Screening. The first step in purifying surface water is to remove large debris like sticks, leaves, trash and other large particles which may interfere with subsequent purification steps. The smaller the holes in the screen, the smaller the debris must be to pass through. Groundwater does not need screening before other purification steps.

Storage.Water from rivers may also be stored in bankside reservoirs for periods between a few days and many months to allow natural biological purification to take place. The filtered water is then treated to remove or inactivate remaining potentially harmful microscopic organisms including viruses, protozoa and bacteria. This removal step comprises part of a multistep process of disinfection which is completed by chemical and/or ultraviolet light treatment which damages and makes non-infectious any remaining viable harmful microbes. For waters that are particularly difficult to treat such as from catchments with intensive agriculture, extra physical, chemical and biological treatment steps may be necessary.

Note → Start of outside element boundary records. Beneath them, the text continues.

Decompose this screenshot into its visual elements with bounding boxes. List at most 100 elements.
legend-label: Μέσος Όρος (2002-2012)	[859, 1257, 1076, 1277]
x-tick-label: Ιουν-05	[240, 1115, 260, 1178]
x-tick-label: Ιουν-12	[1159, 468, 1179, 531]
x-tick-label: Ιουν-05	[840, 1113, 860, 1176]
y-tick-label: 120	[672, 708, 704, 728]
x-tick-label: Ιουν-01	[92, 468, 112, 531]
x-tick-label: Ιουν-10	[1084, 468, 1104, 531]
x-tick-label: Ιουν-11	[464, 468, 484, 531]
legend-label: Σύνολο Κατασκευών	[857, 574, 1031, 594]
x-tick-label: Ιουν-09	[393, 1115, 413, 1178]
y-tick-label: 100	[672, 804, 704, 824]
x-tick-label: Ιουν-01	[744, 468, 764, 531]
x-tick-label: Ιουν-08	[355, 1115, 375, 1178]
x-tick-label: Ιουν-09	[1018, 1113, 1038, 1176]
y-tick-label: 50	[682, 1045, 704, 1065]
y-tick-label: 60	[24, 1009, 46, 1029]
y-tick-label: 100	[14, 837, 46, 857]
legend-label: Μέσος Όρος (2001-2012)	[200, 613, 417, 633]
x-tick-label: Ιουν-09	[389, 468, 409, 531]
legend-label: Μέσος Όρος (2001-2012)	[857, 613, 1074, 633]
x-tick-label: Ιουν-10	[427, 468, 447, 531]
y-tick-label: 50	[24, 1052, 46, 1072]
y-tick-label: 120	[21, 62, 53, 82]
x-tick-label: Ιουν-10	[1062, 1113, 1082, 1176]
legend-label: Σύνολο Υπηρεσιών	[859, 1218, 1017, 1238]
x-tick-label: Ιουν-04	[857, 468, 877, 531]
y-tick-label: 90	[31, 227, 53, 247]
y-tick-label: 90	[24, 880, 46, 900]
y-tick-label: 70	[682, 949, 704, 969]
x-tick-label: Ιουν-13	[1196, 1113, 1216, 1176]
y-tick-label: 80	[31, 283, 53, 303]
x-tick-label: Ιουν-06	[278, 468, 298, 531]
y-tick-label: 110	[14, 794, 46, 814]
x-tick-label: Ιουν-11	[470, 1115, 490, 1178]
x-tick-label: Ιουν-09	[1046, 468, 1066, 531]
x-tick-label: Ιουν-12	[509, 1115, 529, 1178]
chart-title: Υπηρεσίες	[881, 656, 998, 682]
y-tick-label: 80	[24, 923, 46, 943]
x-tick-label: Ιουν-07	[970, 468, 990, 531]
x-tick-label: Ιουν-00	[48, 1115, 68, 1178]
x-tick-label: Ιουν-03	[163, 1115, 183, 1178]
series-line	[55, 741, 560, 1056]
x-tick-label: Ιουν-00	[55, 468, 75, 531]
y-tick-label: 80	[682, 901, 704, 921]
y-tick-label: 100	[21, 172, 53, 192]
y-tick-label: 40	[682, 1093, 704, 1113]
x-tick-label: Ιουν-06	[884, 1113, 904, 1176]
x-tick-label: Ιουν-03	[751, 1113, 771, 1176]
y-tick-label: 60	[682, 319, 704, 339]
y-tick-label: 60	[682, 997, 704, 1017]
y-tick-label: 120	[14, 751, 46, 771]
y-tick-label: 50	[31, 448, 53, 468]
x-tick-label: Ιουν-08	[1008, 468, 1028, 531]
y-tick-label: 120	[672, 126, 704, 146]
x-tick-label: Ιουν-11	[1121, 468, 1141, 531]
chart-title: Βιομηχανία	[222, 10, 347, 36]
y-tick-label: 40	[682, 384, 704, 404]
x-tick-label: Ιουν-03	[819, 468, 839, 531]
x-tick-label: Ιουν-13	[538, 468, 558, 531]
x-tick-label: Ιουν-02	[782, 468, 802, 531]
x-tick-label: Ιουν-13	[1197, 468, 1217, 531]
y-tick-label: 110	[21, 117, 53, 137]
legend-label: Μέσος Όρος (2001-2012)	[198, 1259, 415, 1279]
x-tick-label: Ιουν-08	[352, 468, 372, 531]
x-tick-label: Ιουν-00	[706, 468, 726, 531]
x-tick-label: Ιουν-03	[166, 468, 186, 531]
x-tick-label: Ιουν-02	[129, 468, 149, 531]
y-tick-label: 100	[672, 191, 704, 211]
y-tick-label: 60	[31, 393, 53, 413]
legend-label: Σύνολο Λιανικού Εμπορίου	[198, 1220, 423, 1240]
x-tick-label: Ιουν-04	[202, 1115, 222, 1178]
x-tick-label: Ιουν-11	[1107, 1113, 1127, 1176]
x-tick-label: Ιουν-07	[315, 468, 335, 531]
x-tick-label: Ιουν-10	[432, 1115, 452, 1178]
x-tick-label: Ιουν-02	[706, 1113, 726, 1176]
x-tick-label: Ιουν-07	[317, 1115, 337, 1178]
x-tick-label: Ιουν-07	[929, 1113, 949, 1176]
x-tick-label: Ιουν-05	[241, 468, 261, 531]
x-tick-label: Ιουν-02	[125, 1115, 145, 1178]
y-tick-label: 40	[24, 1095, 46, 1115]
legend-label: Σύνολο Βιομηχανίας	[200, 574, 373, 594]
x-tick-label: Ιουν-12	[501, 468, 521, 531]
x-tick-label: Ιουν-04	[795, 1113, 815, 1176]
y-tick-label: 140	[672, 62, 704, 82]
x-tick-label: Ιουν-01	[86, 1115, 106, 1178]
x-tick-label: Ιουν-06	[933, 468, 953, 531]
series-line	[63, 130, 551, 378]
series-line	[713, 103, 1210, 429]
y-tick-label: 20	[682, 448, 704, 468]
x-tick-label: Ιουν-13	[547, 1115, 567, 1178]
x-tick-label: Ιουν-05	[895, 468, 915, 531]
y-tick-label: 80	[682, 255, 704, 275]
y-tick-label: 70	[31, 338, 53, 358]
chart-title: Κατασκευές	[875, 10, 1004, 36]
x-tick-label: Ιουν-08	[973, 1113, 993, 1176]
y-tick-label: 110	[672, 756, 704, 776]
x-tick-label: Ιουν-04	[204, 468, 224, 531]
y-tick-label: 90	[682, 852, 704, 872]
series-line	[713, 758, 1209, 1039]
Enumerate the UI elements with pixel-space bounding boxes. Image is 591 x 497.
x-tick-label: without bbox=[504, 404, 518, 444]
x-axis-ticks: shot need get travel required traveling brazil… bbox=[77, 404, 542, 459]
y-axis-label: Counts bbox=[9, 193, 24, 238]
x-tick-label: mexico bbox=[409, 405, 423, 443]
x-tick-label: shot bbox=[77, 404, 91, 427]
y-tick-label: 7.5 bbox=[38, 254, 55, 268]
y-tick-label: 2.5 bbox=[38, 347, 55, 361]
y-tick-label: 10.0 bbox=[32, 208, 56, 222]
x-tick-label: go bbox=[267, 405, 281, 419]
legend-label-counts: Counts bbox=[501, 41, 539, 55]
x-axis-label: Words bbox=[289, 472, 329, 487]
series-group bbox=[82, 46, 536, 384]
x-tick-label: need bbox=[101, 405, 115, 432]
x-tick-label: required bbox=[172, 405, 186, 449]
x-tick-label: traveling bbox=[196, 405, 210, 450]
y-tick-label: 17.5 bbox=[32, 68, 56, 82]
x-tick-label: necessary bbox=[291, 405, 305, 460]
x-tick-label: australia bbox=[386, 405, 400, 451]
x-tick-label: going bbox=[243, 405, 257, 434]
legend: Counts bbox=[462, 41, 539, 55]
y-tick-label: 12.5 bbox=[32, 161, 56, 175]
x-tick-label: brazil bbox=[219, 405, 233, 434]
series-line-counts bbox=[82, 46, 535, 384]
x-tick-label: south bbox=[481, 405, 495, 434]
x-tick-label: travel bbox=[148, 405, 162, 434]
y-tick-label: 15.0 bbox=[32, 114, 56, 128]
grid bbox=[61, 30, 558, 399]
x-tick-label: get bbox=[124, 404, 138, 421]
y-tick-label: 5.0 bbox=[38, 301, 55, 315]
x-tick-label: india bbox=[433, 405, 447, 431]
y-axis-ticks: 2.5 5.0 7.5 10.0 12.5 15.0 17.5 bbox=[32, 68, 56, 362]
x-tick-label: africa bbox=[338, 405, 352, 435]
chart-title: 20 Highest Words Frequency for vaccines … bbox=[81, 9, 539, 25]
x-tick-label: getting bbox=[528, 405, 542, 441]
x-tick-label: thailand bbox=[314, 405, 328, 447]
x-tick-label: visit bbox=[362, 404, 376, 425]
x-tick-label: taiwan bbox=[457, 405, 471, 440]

Coagulation and flocculation.Together coagulation and flocculation is a traditional purification method which works by using active chemicals called coagulants that effectively "glue" small suspended particles together so that they settle out of the water or stick to sand or other granules in a granular media filter. In a relatively new and economically attractive development polymer film with chemically formed microscopic pores called micro or ultrafiltration membranes can be used in place of granular media to filter water effectively without coagulants.

Coagulation normally works by eliminating the natural electrical charge of the suspended particles so they attract and stick to each other. The joining of the particles so that they will form larger settleable particles is called flocculation. The larger formed particles are called floe.

Sedimentation.Water exiting the flocculation basin enters the sedimentation basin, also called a clarifier. It is a large tank with slow flow, allowing floc to settle to the bottom.

The amount of floc that settles out of the water is dependent on the time the water spends in the basin and the depth of the basin. In order to keep the water in the basin longer, while treating the same amount of water, the basin volume must be increased. A deep basin will allow more floc to settle out than a shallow basin..

As particles settle to the bottom of the basin a layer of sludge is formed on the floor of the tank. This layer of sludge must be removed and treated.